Het protocol voorziet in maatregelen op het gebied van politiële en douanesamenwerking in strafzaken waarvoor de EU op grond van artikel 87, lid 2, VWEU bevoegdheid heeft. Besluit 2009/917/JBZ van de Raad van 30 november 2009[7] inzake het gebruik van informatica op douanegebied is de rechtsgrondslag voor de instelling en het gebruik van het douane-informatiesysteem dat de lidstaten moet helpen bij het voorkomen, het onderzoeken en het vervolgen van ernstige overtredingen van nationale wetten. Krachtens de Akte 98/C 24/01 van de Raad van 18 december 1997 tot vaststelling van de overeenkomst op grond van artikel K.3 van het Verdrag betreffende de Europese Unie inzake wederzijdse bijstand en samenwerking tussen de douaneadministraties[8] verlenen de lidstaten elkaar bijstand en werken zij samen via hun douaneadministraties om inbreuken op nationale douanevoorschriften te voorkomen en op te sporen, en inbreuken op communautaire en nationale douanevoorschriften te vervolgen en te bestraffen.
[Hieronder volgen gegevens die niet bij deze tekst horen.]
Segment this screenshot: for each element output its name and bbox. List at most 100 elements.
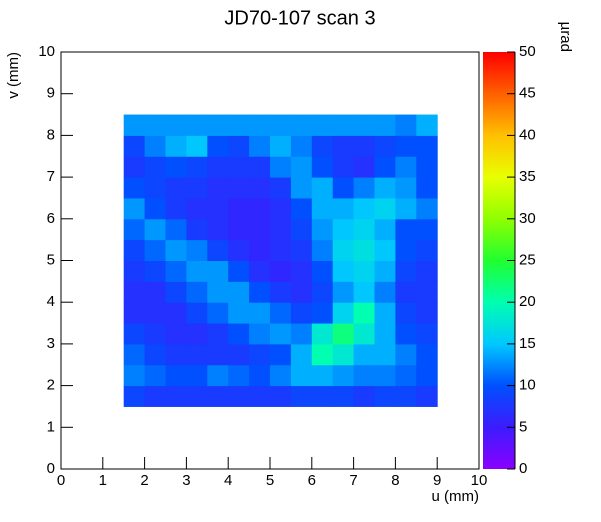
y-tick-label: 2	[47, 377, 55, 394]
heat-cell	[186, 385, 208, 407]
heat-cell	[228, 156, 250, 178]
heat-cell	[123, 364, 146, 387]
x-axis-label: u (mm)	[432, 488, 480, 505]
heat-cell	[144, 260, 166, 282]
y-tick-label: 7	[47, 168, 55, 185]
heat-cell	[186, 135, 208, 157]
heat-cell	[249, 239, 271, 261]
heat-cell	[270, 135, 292, 157]
heat-cell	[395, 177, 417, 199]
z-axis-label: µrad	[557, 22, 574, 52]
heat-cell	[228, 239, 250, 261]
z-tick-label: 20	[519, 293, 536, 310]
x-tick-label: 9	[433, 472, 441, 489]
y-tick-label: 1	[47, 418, 55, 435]
heat-cell	[395, 114, 417, 136]
heat-cell	[123, 385, 146, 407]
heat-cell	[123, 302, 146, 324]
heat-cell	[311, 135, 334, 157]
heat-cell	[416, 135, 438, 157]
x-tick-label: 0	[57, 472, 65, 489]
heat-cell	[186, 260, 208, 282]
heat-cell	[374, 156, 396, 178]
heat-cell	[416, 364, 438, 387]
heat-cell	[228, 385, 250, 407]
heat-cell	[374, 218, 396, 241]
heat-cell	[353, 239, 375, 261]
heat-cell	[290, 156, 313, 178]
heat-cell	[311, 156, 334, 178]
heat-cell	[123, 323, 146, 345]
heat-cell	[123, 281, 146, 303]
heat-cell	[207, 156, 229, 178]
x-tick-label: 8	[391, 472, 399, 489]
heat-cell	[416, 323, 438, 345]
heat-cell	[332, 218, 355, 241]
heat-cell	[144, 302, 166, 324]
heat-cell	[332, 177, 355, 199]
z-tick-label: 35	[519, 168, 536, 185]
heat-cell	[144, 218, 166, 241]
heat-cell	[374, 385, 396, 407]
heat-cell	[228, 197, 250, 220]
heat-cell	[123, 218, 146, 241]
heat-cell	[270, 156, 292, 178]
heat-cell	[123, 260, 146, 282]
heat-cell	[249, 135, 271, 157]
heat-cell	[353, 260, 375, 282]
heat-cell	[123, 135, 146, 157]
y-tick-label: 4	[47, 293, 55, 310]
heat-cell	[290, 177, 313, 199]
heat-cell	[311, 197, 334, 220]
heat-cell	[228, 260, 250, 282]
heat-cell	[249, 323, 271, 345]
heat-cell	[374, 281, 396, 303]
heat-cell	[144, 385, 166, 407]
heat-cell	[165, 114, 187, 136]
heat-cell	[228, 114, 250, 136]
heat-cell	[144, 156, 166, 178]
heat-cell	[207, 260, 229, 282]
heat-cell	[311, 364, 334, 387]
heat-cell	[249, 385, 271, 407]
heat-cell	[374, 260, 396, 282]
heat-cell	[332, 135, 355, 157]
heat-cell	[374, 135, 396, 157]
heat-cell	[270, 260, 292, 282]
heat-cell	[290, 364, 313, 387]
heat-cell	[353, 385, 375, 407]
heat-cell	[290, 135, 313, 157]
heat-cell	[249, 260, 271, 282]
heat-cell	[123, 177, 146, 199]
heat-cell	[395, 218, 417, 241]
heat-cell	[270, 385, 292, 407]
heat-cell	[186, 323, 208, 345]
z-tick-label: 45	[519, 85, 536, 102]
y-tick-label: 3	[47, 335, 55, 352]
heat-cell	[165, 343, 187, 366]
heat-cell	[311, 323, 334, 345]
heat-cell	[165, 302, 187, 324]
heat-cell	[186, 239, 208, 261]
heat-cell	[374, 239, 396, 261]
heat-cell	[165, 197, 187, 220]
heat-cell	[270, 281, 292, 303]
heat-cell	[395, 281, 417, 303]
heat-cell	[416, 177, 438, 199]
heat-cell	[395, 156, 417, 178]
heat-cell	[416, 218, 438, 241]
heat-cell	[311, 385, 334, 407]
heat-cell	[395, 364, 417, 387]
heat-cell	[353, 114, 375, 136]
z-tick-label: 15	[519, 335, 536, 352]
heat-cell	[165, 135, 187, 157]
z-tick-label: 30	[519, 210, 536, 227]
heat-cell	[123, 156, 146, 178]
heat-cell	[416, 156, 438, 178]
heat-cell	[353, 177, 375, 199]
heat-cell	[186, 114, 208, 136]
heat-cell	[290, 281, 313, 303]
heat-cell	[249, 343, 271, 366]
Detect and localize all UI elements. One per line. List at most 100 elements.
Grensoverschrijdende samenwerking is volgens de overeenkomst toegestaan ter voorkoming, opsporing en vervolging van inbreuken in geval van grensoverschrijdende illegale handel in belastbare goederen, waarbij de belastingplicht wordt ontweken of getracht wordt om van de staat op onrechtmatige wijze een financiële vergoeding te verkrijgen die verband houdt met de invoer of uitvoer van goederen, indien vanwege de omvang van deze handel en het ermee gepaard gaande risico op het gebied van belastingen en subsidies, de kosten ten laste van de begroting van de Europese Gemeenschappen of van de lidstaten hoog kunnen oplopen (artikel 19).

Kaderbesluit 2006/960/JBZ[9] van de Raad van 18 december 2006 betreffende de vereenvoudiging van de uitwisseling van informatie en inlichtingen tussen de rechtshandhavingsinstanties van de lidstaten van de Europese Unie stelt reeds regels vast volgens welke de rechtshandhavingsinstanties van de lidstaten snel en doeltreffend bestaande informatie en inlichtingen kunnen uitwisselen teneinde een strafrechtelijk onderzoek uit te voeren of politie-inlichtingen te verzamelen.

De rechtsgrondslag voor de ondertekening van het protocol door de EU overeenkomstig titel V van deel III van het VWEU wordt bijgevolg gevormd door artikel 82, lid 1, artikel 83 en artikel 87, lid 2.